Antoine Duchesne
Antoine Duchesne

Duchesne doit oublier le Tour de France

Johanne Saint-Pierre
Johanne Saint-Pierre
Le Quotidien
Le natif de Saguenay, Antoine Duchesne, faisait partie des quatre réservistes de l’équipe Groupama-FDJ en vue du Tour de France qui s’amorce samedi, à Nice, mais il a dû renoncer à ce projet en raison de la mononucléose, selon ce qu’il a confirmé au collègue Simon Drouin de La Presse mardi. Le Chicoutimien d’origine ne pourra donc pas revivre le bonheur de 2016, alors qu’il avait pris part à la Grande Boucle sous les couleurs de l’équipe Direct Energie.

La mauvaise nouvelle est tombée vendredi, selon ce qu’il a confié à La Presse, et évidemment, la déception a été grande. Il devrait subir de nouveaux examens dans une dizaine de jours et les résultats décideront de la suite des choses.

En mai 2019, Duchesne avait subi une importante opération à une artère iliaque et ce n’est qu’en février dernier, lors du Tour de la Provence en France, qu’il avait enfin pu rouler sans devoir limiter ses efforts. Cette fois-ci, un nouvel ennui de santé semble vouloir compromettre le reste de la saison de l’athlète de 28 ans. À suivre.

Boivin dans la bulle du Tour

D’autre part, Guillaume Boivin, qui a grandi à Saguenay, sera premier réserviste chez Israël Start-Up Nation. Il s’apprête d’ailleurs à prendre la direction de Nice, dans le sud de la France, où sera donné le départ du Tour de France samedi. En tant que réserviste, il devra entrer dans la « bulle sanitaire », au cas où un de ses coéquipiers ne pourrait pas s’élancer samedi.
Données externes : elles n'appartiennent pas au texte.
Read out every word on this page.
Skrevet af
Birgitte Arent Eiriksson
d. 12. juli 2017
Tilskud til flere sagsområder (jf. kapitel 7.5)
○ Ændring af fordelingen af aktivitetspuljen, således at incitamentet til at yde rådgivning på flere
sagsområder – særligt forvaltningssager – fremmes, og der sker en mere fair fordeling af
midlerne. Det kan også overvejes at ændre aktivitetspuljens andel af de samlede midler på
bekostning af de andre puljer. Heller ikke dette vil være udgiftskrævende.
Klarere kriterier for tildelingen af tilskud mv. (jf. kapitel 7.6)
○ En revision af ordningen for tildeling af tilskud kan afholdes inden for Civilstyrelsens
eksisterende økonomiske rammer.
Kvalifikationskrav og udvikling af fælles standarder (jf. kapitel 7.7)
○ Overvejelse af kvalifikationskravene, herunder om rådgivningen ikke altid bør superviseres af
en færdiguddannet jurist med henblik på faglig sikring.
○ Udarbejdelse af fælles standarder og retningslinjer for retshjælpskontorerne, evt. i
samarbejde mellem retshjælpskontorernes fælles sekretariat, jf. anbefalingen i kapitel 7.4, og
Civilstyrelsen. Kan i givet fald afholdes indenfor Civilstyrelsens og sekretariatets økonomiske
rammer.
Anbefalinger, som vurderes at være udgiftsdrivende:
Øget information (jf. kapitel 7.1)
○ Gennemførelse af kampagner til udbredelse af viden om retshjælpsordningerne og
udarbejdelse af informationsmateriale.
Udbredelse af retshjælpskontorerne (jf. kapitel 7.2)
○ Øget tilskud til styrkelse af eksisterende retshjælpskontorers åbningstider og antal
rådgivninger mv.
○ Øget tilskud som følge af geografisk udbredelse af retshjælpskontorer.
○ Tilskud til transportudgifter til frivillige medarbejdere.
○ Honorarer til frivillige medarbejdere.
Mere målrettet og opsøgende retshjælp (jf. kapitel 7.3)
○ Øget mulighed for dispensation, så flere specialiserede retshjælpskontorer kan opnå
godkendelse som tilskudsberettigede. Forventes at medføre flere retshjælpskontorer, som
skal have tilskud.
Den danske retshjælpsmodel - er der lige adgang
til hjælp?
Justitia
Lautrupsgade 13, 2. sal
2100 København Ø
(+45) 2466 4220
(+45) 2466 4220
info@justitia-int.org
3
« Ça va quand même me briser le coeur un peu », a avoué à Sportcom celui qui a participé aux deux autres grands tours nationaux.

« Aller au Tour, c’est un rêve depuis que je suis jeune. Ça faisait longtemps que je n’avais pas été dans une équipe qui va au Tour. Depuis Cannondale [en 2014]. C’était vraiment un objectif pour moi cette année », avait déclaré l’athlète de 31 ans à La Presse la semaine dernière.

À Plouay

Cela dit, mardi, Boivin a dû surmonter un problème mécanique en plus de conditions météorologiques difficiles à la Bretagne Classic Ouest-France disputée à Plouay où l’Australien Michael Matthews (Sunweb) s’est imposé en coiffant au sprint le Slovène Luka Mezgec (Mitchelton-Scott).

Malgré ses ennuis, Boivin s’est classé 45e, à 27 secondes de l’Australien. Le Belge Jenthe Biermans a été le meilleur coéquipier de Boivin en prenant le 27e rang (+5 secondes) de cette épreuve de 245 kilomètres.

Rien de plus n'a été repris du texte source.